Eight years after Graceling, Bitterblue is now queen of Monsea. But the influence of her father, a violent psychopath with mind-altering abilities, lives on. Her advisors, who have run things since Leck died, believe in a forward-thinking plan: Pardon all who committed terrible acts under Leck’s reign, and forget anything bad ever happened. But when Bitterblue begins sneaking outside the castle—disguised and alone—to walk the streets of her own city, she starts realizing that the kingdom has been under the thirty-five-year spell of a madman, and the only way to move forward is to revisit the past.
Two thieves, who only steal what has already been stolen, change her life forever. They hold a key to the truth of Leck’s reign. And one of them, with an extreme skill called a Grace that he hasn’t yet identified, holds a key to her heart.(Source: Goodreads)
I am such a fan girl of this series and Cashore’s writing. I knew I would love Bitterblue before I ever cracked the cover, but I just didn’t know the why yet. Each book in this loosely connected series is very unique. The only consistency is strong women and the perfect men for those women. Each woman, Katsa, Fire and Bitterblue, has something different that makes them memorable. I was very excited to find out what that was about Bitterblue.
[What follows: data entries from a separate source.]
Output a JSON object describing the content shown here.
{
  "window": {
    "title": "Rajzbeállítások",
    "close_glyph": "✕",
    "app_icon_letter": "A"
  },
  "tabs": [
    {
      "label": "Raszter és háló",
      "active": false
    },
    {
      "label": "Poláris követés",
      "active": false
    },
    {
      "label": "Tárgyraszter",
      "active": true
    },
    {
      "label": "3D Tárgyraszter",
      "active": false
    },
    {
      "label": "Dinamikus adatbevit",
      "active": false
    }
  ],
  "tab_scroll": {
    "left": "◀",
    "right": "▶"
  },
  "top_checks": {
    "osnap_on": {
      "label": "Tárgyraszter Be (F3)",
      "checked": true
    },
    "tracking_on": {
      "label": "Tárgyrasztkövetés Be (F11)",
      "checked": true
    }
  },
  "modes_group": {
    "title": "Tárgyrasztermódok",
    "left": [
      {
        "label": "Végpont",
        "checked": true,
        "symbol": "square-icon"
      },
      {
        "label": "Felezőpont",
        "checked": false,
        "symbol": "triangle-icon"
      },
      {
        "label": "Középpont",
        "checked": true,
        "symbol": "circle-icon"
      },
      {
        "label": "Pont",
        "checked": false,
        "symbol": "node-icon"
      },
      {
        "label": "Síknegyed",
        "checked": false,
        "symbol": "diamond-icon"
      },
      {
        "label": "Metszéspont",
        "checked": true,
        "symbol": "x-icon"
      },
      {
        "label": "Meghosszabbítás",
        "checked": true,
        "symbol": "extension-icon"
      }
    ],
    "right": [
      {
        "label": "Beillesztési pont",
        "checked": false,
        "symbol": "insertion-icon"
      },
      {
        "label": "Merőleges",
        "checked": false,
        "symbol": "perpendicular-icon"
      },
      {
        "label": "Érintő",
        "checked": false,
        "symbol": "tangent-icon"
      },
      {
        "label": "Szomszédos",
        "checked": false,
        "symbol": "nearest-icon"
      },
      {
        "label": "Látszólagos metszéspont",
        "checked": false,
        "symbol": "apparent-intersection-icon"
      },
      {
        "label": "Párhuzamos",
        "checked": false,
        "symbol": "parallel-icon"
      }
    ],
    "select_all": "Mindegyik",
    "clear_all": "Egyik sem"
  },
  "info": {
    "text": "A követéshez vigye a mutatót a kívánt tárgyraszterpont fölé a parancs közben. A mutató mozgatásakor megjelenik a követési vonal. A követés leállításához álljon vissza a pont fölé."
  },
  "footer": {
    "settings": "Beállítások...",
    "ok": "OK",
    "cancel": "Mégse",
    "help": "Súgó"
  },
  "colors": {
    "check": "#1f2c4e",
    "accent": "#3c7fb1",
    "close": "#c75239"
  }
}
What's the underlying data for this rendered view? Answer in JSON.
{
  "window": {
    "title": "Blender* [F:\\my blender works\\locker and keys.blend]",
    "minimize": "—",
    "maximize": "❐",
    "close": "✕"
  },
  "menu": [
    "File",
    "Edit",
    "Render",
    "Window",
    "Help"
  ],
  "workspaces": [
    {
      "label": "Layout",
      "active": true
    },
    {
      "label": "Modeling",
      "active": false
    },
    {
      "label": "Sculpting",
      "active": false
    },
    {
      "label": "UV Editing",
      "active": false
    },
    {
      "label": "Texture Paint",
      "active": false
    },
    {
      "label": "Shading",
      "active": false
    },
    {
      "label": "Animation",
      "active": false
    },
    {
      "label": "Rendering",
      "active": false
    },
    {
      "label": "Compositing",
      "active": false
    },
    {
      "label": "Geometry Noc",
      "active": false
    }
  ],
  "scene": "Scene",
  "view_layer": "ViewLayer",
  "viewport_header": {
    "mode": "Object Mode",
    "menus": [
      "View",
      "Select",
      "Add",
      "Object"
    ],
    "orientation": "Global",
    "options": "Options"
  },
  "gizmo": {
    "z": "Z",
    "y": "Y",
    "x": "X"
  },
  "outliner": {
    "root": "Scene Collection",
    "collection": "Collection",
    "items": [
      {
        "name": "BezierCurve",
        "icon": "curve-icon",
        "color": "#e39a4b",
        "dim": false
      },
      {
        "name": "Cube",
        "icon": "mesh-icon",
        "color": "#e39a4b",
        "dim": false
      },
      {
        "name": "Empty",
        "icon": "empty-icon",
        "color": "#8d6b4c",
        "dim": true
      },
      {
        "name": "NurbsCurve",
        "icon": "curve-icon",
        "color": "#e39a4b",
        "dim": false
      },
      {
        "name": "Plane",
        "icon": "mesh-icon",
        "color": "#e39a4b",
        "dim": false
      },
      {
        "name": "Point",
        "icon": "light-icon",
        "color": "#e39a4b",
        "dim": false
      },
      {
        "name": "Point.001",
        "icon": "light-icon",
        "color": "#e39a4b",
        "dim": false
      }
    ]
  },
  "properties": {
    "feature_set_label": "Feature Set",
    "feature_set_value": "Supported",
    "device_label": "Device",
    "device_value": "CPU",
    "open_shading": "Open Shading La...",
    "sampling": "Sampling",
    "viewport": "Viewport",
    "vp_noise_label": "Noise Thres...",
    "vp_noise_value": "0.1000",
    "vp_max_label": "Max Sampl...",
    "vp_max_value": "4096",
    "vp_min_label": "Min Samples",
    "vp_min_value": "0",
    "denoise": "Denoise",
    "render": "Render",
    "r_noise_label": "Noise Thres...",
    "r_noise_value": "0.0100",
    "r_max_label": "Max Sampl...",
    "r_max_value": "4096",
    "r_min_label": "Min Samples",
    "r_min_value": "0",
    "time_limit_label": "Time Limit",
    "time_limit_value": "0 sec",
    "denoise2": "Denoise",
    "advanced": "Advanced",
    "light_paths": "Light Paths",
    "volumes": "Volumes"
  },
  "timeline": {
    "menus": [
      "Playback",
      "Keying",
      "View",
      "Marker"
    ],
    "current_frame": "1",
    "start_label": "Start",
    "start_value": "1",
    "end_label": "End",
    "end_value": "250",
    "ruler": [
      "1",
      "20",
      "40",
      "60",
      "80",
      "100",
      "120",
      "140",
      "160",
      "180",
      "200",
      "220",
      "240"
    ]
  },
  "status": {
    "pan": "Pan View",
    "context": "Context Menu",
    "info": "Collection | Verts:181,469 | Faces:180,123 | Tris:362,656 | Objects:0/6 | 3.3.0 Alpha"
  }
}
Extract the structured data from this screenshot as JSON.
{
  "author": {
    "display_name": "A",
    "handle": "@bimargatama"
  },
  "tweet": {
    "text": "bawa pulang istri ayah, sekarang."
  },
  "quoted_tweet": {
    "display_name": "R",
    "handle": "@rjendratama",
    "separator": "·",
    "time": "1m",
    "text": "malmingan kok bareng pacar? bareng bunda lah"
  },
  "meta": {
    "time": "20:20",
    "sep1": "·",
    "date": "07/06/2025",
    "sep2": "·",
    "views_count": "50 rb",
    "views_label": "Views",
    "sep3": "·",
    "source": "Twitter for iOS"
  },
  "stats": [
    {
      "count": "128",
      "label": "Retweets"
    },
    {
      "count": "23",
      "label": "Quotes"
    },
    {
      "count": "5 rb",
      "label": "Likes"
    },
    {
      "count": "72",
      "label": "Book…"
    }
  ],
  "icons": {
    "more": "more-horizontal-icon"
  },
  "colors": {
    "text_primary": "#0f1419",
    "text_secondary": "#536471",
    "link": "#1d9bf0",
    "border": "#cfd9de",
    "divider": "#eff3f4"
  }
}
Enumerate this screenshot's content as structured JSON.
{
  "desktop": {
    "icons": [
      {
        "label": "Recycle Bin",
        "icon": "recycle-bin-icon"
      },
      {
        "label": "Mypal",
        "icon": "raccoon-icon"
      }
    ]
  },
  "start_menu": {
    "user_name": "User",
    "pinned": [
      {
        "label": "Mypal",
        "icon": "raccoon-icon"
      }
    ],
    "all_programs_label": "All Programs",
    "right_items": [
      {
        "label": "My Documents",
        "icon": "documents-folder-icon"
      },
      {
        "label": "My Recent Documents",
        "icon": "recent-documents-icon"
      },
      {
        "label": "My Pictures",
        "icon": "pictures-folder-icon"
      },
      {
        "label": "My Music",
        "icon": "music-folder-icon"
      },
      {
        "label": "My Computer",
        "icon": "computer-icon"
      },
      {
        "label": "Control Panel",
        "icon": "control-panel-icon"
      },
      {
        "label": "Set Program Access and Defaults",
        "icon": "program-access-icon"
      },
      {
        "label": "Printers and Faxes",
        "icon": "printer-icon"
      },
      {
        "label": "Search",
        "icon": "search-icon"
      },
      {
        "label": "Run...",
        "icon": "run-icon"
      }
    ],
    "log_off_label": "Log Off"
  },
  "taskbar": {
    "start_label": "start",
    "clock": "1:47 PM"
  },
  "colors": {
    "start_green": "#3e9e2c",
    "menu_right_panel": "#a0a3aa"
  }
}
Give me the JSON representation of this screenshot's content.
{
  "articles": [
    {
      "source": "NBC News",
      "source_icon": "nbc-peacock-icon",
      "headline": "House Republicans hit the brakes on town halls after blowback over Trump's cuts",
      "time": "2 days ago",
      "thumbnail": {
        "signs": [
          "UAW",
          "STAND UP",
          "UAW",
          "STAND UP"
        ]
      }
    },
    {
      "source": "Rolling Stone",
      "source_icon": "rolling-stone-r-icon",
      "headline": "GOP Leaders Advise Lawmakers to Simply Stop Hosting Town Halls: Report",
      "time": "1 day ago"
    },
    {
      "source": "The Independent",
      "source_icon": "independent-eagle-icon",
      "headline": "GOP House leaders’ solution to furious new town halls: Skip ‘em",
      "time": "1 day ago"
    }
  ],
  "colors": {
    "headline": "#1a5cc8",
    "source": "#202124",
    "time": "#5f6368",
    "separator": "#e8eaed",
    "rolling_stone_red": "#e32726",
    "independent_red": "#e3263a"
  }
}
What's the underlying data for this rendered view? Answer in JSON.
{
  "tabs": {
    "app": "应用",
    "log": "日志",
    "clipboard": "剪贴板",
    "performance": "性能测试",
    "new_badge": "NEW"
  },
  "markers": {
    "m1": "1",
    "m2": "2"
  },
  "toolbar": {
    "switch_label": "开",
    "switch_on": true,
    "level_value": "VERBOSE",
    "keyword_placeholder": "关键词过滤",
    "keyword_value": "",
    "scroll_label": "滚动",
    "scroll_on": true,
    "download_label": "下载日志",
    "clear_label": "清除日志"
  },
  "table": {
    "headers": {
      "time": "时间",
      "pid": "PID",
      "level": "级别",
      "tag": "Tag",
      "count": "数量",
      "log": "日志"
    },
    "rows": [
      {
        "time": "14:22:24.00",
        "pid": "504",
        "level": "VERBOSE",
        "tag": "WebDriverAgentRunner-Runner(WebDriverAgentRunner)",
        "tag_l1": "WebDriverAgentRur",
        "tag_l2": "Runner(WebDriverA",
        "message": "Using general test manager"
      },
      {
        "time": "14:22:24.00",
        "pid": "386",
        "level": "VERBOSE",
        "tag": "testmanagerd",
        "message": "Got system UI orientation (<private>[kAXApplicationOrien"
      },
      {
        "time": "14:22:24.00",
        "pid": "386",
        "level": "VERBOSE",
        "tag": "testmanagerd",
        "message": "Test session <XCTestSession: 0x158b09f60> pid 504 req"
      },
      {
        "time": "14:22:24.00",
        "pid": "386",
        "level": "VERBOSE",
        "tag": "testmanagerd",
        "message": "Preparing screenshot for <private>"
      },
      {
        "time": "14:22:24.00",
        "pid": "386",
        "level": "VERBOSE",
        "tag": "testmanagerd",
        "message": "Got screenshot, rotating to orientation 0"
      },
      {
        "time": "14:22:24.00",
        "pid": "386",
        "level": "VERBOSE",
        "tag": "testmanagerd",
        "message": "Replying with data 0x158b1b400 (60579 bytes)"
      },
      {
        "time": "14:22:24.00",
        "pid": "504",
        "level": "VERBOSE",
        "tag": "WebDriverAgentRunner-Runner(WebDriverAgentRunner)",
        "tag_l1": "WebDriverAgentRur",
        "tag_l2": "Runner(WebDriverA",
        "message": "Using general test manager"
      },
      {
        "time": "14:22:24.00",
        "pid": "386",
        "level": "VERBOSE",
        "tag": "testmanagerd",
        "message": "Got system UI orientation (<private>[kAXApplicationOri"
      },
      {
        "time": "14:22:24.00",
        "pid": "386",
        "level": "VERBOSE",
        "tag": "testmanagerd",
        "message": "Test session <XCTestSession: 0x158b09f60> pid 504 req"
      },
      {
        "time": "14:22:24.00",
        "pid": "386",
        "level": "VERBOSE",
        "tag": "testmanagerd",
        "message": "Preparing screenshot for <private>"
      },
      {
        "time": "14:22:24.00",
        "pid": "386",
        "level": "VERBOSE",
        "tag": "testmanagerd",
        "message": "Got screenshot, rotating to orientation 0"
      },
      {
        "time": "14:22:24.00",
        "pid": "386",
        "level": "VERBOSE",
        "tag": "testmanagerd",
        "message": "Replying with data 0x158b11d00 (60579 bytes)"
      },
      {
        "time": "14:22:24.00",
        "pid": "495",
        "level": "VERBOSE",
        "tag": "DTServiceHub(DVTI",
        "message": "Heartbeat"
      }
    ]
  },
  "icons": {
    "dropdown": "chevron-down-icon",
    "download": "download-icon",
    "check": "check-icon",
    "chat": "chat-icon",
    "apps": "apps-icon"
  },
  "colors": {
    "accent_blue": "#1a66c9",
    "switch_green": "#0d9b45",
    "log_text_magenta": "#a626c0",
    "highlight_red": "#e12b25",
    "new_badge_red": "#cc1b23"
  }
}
She is 18 years old now and is trying to get a rein on her kingdom. She has been ruling through regents up till this point, but she wants to become more involved. She grows weary of the falsities of court life and suspects that her advisers are keeping things from her, so she sneaks out at night to discover the true state of her kingdom. What she finds is frightening and mesmerizing at the same time. She easily sucked into the story houses that share truths and tall tales of when Leck ruled. While skulking around she stumbles into a band of truthseekers, Teddy, Saf and their sisters.
With the help of the truthseekers, trusted revolutionaries, and no help from her advisers, Bitterblue strives to uncover the buried truths from Leck’s reign. She really believes the “truth will set them free.” Her journey had the history teacher in me all a flutter. Bitterblue is the poster child of an Enlightened Despot. She works so hard to provide for the literacy of her nation, truth and to right the wrongs and fix an unjust tax system. The truthseekers fit the revolutionary mold. They are young, idealistic and pure in their goals. The established revolutionaries, Katsa and Po, are much more pragmatic. As they continue their work of supporting coups that overthrow bad rulers, they also evaluate the kingdoms ability to carry out its aims and worry about failure (history examples: Uganda and Cuba).
Bitterblue is drawn to a tapestry of Fire in the library. It really comforted her to look at it. It made me widen my thinking about their possible connection. They are both women that had evil fathers, though these men showed love toward their daughters. It is very difficult for them to wrestle with that love and all the horrible things that parent did. They have to redefine how people see them and judge them for their actions alone.
There is a romantic interest, Saf. But I love how it is secondary and muted. Bitterblue and Saf’s interactions evolve and grow organically weaving in and out through the larger story. I suspect Saf may have a book coming in the land of the monsters, if we are lucky. If you haven’t, you really must read this series. It is one my favorite of all time. Bitterblue will find her way into your heart.
Twists and turns of palace intrigue seek to undo Bitterblue’s quest for truth and healing.